Transformer-based architectures represent the state-of-the-art in sequence modeling tasks like machine translation and language understanding . The Transformer architecture has an encoder-decoder structure, where both the encoder and the decoder use only self-attention mechanisms and point-wise, fully-connected layers. Since their introduction, these models have been employed in several applications, not just limited to natural language, but also including images and videos.
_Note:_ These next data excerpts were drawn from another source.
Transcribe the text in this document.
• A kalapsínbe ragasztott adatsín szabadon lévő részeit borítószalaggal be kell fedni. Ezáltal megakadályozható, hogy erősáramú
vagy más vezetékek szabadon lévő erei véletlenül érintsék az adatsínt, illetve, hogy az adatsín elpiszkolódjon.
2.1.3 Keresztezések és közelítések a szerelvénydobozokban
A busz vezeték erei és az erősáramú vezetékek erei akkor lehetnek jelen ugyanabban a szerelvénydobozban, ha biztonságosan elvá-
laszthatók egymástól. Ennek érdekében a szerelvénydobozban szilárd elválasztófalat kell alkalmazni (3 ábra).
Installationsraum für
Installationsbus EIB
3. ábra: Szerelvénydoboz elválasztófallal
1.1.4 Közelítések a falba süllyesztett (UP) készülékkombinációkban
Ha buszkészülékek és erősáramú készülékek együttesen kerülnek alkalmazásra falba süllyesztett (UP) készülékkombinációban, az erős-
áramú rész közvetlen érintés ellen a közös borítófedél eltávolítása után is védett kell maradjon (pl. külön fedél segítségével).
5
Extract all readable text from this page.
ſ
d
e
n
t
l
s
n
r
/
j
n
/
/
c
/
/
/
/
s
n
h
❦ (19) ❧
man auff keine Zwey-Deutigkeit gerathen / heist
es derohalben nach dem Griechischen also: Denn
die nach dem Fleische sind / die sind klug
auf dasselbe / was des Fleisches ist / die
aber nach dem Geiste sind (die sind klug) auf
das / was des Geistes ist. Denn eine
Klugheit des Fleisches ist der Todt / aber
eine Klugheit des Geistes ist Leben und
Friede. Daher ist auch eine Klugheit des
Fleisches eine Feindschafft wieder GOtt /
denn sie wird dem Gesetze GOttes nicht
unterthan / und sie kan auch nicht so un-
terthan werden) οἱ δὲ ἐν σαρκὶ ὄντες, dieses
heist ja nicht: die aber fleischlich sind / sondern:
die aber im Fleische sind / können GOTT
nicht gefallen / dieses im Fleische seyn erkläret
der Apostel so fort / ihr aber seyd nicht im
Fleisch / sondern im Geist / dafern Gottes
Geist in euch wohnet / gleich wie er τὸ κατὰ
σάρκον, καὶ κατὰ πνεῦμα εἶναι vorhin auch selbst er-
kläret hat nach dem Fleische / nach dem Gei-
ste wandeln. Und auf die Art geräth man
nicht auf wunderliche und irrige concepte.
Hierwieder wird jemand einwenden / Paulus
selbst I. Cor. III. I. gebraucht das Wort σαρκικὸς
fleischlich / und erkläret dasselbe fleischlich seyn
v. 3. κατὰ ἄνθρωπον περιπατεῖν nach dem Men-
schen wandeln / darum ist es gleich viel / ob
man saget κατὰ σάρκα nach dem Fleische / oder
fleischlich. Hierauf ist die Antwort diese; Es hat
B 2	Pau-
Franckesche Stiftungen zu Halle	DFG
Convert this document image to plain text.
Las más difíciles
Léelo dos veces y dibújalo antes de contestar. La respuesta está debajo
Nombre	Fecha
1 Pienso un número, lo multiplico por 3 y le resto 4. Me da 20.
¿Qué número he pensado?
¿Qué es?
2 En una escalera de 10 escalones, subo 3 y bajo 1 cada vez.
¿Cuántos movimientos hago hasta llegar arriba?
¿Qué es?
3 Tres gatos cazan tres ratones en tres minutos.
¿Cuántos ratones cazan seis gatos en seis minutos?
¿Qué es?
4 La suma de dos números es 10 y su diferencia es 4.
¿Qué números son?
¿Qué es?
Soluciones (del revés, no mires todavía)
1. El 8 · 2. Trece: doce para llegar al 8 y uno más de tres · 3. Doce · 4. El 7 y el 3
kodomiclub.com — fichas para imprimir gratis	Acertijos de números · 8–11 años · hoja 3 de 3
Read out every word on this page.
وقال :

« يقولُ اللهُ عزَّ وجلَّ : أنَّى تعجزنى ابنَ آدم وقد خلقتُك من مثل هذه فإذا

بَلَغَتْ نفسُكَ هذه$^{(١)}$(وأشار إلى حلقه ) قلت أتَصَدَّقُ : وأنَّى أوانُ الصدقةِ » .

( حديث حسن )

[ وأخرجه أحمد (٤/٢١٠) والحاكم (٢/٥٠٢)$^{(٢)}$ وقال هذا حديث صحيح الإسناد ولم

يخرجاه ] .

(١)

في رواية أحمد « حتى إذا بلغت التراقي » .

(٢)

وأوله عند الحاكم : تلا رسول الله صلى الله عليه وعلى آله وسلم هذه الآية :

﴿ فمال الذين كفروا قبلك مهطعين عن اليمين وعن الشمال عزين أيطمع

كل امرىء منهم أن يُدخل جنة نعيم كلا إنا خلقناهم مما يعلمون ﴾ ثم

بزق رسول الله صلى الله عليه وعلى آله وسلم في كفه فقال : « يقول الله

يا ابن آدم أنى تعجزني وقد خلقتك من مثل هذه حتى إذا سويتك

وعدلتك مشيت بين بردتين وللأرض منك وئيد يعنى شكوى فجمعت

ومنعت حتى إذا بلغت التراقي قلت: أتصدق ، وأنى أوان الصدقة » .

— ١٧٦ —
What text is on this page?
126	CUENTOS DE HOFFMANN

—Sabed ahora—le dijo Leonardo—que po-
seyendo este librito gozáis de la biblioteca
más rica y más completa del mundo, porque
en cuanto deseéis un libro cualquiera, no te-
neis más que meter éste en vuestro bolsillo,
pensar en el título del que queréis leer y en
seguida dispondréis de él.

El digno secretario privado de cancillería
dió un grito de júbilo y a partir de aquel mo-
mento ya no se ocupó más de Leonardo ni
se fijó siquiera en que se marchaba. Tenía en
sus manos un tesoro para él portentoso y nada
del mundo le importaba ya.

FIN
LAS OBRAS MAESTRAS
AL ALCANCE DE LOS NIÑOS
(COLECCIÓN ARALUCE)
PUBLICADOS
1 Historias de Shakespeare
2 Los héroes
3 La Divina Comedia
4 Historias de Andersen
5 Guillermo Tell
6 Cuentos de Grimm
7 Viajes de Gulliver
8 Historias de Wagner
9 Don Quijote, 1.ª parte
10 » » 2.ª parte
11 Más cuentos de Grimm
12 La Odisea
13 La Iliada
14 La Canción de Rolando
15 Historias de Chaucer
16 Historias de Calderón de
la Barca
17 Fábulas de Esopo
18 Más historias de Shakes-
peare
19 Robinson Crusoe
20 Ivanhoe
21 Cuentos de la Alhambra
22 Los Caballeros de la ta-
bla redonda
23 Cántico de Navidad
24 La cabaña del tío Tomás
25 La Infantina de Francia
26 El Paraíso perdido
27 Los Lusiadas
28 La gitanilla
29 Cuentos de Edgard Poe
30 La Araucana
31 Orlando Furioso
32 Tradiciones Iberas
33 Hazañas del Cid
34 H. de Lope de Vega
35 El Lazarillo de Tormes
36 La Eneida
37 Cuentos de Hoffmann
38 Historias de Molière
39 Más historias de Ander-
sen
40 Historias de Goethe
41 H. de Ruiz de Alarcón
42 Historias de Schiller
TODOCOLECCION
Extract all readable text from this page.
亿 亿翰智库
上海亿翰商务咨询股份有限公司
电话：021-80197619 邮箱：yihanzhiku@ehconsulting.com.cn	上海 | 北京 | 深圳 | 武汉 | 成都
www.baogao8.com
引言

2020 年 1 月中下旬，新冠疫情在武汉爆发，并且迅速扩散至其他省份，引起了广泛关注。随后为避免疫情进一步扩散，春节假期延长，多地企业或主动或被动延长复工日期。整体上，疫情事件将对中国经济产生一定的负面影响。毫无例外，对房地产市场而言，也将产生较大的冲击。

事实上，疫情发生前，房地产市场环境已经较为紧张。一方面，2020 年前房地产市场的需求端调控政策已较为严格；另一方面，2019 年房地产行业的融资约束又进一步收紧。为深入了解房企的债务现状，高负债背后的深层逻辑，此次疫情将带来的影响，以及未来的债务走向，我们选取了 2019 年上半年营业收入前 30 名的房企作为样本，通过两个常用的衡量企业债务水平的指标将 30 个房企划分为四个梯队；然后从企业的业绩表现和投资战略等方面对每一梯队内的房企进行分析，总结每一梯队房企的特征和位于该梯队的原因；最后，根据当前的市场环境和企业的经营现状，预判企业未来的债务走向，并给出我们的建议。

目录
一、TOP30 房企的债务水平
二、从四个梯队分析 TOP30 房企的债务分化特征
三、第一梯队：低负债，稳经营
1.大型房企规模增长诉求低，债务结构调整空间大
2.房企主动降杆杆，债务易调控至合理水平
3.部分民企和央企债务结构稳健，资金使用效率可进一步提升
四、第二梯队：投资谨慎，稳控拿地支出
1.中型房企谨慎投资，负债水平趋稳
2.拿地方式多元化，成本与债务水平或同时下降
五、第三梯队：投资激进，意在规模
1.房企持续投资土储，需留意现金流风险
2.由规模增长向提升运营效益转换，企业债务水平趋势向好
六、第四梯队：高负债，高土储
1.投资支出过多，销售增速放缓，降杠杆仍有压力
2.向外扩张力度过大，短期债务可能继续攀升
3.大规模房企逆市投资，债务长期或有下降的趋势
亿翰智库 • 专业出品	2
A concern in the use of these models is due to the quadratic time and memory complexity of attention mechanism [2, 3]. Therefore, new variants of these architectures have been proposed, that aim at improving the efficiency of Transformers architectures.
The goal of this thesis is to study the variants of Transformer architectures that have been recently proposed in literature, with particular emphasis on analyzing the efficiency of these architectures implementations and their possible application to an industrial problem.
- Initial research on state-of-the-art transformer architectures;
- Research on how Transformers handle text, images and videos;
- Research on the efficient implementation of these models;
- Application of efficient Transformer architectures to an industrial problem.
Who we’re looking for
Students that are about to get their Master Degree in: computer science, computer engineering, mechatronic engineering, mathematical engineering, mathematics, physics, informatics.
- Proficiency in at least one programming language (Python, C++), Python is preferred;
- Basic knowledge of machine learning and Deep Learning (CNN, RNN) algorithms;
- Basic knowledge of one of these Deep Learning frameworks (Tensorflow, Pytorch)
- Good mathematical and analytical skills
Duration of this Projects: 6-8 months